【CentOS】中的Firewalld：全面介绍与实战应用（下）

🐇明明跟你说过：个人主页

🏅个人专栏：《Linux ：从菜鸟到飞鸟的逆袭》🏅

🔖行路有良友，便是天堂🔖

目录

一、引言

[1、iptables 时代](#1、iptables 时代)

[2、firewalld 时代](#2、firewalld 时代)

二、服务管理

1、Firewalld中的服务定义

2、查看已定义的服务

3、启用/禁用特定服务

启用服务

禁用服务

4、自定义服务配置

[1. 创建服务配置文件](#1. 创建服务配置文件)

[2. 编辑服务配置文件](#2. 编辑服务配置文件)

[3. 重新加载 Firewalld 配置](#3. 重新加载 Firewalld 配置)

[4. 验证自定义服务](#4. 验证自定义服务)

[5. 启用自定义服务](#5. 启用自定义服务)

三、端口管理

1、开放特定端口

2、关闭特定端口

3、查看当前开放的端口

4、端口转发设置

[1. 启用 IP 转发](#1. 启用 IP 转发)

[2. 设置端口转发规则](#2. 设置端口转发规则)

[3. 使端口转发规则永久生效](#3. 使端口转发规则永久生效)

[5、使用 firewall-cmd 的常见选项](#5、使用 firewall-cmd 的常见选项)

四、IP地址与MAC地址过滤

1、基于IP地址的访问控制

[1. 查看当前区域设置](#1. 查看当前区域设置)

[2. 允许特定 IP 地址访问特定端口](#2. 允许特定 IP 地址访问特定端口)

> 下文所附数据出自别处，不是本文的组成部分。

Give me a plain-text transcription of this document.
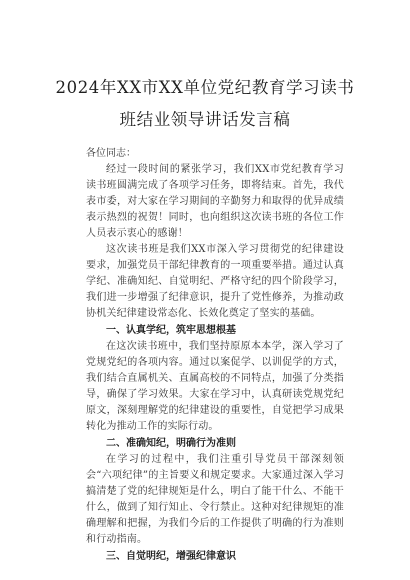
2024年XX市XX单位党纪教育学习读书
班结业领导讲话发言稿

各位同志：

经过一段时间的紧张学习，我们XX市党纪教育学习读书班圆满完成了各项学习任务，即将结束。首先，我代表市委，对大家在学习期间的辛勤努力和取得的优异成绩表示热烈的祝贺！同时，也向组织这次读书班的各位工作人员表示衷心的感谢！

这次读书班是我们XX市深入学习贯彻党的纪律建设要求，加强党员干部纪律教育的一项重要举措。通过认真学纪、准确知纪、自觉明纪、严格守纪的四个阶段学习，我们进一步增强了纪律意识，提升了党性修养，为推动政协机关纪律建设常态化、长效化奠定了坚实的基础。

一、认真学纪，筑牢思想根基

在这次读书班中，我们坚持原原本本学，深入学习了党规党纪的各项内容。通过以案促学、以训促学的方式，我们结合直属机关、直属高校的不同特点，加强了分类指导，确保了学习效果。大家在学习中，认真研读党规党纪原文，深刻理解党的纪律建设的重要性，自觉把学习成果转化为推动工作的实际行动。

二、准确知纪，明确行为准则

在学习的过程中，我们注重引导党员干部深刻领会“六项纪律”的主旨要义和规定要求。大家通过深入学习搞清楚了党的纪律规矩是什么，明白了能干什么、不能干什么，做到了知行知止、令行禁止。这种对纪律规矩的准确理解和把握，为我们今后的工作提供了明确的行为准则和行动指南。

三、自觉明纪，增强纪律意识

[3. 拒绝特定 IP 地址访问特定端口](#3. 拒绝特定 IP 地址访问特定端口)

[4. 允许或拒绝整个子网](#4. 允许或拒绝整个子网)

[5. 查看现有的规则](#5. 查看现有的规则)

[6. 删除现有的规则](#6. 删除现有的规则)

2、MAC地址绑定与过滤

[1. 查看当前区域设置](#1. 查看当前区域设置)

[2. 允许特定 MAC 地址访问网络](#2. 允许特定 MAC 地址访问网络)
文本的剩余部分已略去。